@Maelstrom: Your comments express only one opinion - and trust that the world is in itself 'real' and that it is not simply a construct of the mind.
As an example, when you dream your mind is both creating and experiencing its own false reality simultaneously at such a perfect rate that you do not realize you're in a dream until you wake up.
What if the world we think is 'real' - what if this reality we're all so convinced that we live in - is the same thing? A figment of our imaginations, a reality constructed by our own minds? And what if the only reason we all seem to percieve the same reality is because, as Schrodinger once said, "the total number of minds in the universe is one." In essence we are all fragments of the same mind, creating a reality for itself (and by extension, for ourselves).
Just as we cannot prove or disprove free will vs determinism, we cannot prove whether or not this reality is, in fact, real. That doesnt mean it isnt a possibility, it just means we have no means of discerning the truth, if such a thing exists at all.
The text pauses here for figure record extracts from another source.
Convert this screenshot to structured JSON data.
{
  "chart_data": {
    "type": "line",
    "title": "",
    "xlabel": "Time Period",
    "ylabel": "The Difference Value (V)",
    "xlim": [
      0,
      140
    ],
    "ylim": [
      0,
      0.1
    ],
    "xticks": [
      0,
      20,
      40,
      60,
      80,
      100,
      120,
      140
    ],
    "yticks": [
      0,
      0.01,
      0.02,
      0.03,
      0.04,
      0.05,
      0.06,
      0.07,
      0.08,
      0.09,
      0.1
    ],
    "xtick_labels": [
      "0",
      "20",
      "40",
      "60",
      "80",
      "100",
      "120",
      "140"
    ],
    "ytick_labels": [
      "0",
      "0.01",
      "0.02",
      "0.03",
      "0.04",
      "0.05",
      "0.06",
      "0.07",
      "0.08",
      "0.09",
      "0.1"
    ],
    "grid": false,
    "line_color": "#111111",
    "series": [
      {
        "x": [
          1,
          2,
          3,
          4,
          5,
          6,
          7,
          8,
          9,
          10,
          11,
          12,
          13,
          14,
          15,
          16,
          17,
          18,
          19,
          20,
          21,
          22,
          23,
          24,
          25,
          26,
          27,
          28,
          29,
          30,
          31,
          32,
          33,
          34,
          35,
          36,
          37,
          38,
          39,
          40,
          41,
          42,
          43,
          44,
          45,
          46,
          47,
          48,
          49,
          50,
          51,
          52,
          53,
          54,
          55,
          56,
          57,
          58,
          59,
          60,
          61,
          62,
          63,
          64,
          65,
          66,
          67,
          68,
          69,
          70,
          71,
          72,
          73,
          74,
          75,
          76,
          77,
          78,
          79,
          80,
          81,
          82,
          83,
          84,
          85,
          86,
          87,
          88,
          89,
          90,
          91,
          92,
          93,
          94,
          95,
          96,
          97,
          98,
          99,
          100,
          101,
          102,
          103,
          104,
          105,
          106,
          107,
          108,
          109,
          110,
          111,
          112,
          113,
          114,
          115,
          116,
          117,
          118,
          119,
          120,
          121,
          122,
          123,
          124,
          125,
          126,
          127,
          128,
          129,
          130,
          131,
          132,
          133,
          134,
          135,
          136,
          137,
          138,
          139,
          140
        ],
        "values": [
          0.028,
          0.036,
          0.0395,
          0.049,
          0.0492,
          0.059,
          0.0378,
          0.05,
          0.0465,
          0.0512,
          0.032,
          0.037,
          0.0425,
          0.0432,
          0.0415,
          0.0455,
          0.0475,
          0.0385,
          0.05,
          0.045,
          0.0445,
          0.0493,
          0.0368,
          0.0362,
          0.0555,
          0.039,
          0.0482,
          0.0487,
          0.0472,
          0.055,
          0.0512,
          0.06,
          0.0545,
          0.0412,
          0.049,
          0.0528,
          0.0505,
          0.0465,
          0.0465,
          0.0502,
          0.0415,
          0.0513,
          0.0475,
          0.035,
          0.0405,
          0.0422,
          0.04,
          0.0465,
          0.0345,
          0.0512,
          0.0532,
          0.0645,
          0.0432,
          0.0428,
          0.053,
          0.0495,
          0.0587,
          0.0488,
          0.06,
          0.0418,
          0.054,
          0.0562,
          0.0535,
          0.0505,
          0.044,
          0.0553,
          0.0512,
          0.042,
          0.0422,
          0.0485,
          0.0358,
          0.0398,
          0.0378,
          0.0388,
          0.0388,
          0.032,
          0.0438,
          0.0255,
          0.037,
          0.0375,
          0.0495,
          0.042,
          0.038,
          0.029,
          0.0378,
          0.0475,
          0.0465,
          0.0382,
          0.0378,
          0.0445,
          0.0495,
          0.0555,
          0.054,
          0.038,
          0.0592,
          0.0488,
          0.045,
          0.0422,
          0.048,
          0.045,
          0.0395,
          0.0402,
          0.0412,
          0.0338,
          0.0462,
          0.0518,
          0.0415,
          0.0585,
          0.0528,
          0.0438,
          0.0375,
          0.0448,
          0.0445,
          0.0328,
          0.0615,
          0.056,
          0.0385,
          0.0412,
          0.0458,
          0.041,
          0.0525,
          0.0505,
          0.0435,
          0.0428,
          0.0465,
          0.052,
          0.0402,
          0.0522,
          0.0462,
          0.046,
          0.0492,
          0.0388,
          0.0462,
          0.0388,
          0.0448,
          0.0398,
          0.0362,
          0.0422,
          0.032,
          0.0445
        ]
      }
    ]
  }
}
And, if that is 'true' - if we really are constructing our own reality - then mental actions can have just as much, if not more, effect on this world than supposed physical actions.
@Coin: Both scientists and philosophers have used the causal chain of events to try and explain existence - eventually they go back and back until they reach the 'beginning' of the universe (if there ever was a beginning), and it ends. There is nothing we can percieve that explains the universe itself, so they end up falling back on "well, it must have been god!"
My point of view on that is... why? Why does there have to be a beginning, why does there have to be a cause or an explanation? What if the nature of reality isnt nothing, but rather the natural state of things is 'something'. Why did something have to come from nothing? It makes far more sense that something was always something to begin with and that there never was nothing.
Quote:Thats why I didnt study philosphy.
I already have all the answers.
If you had studied philosophy, you would know that you have no answers at all =P
Also, this isnt my major or anything, it's just an elective class to fill the credit requirements I need for my degree.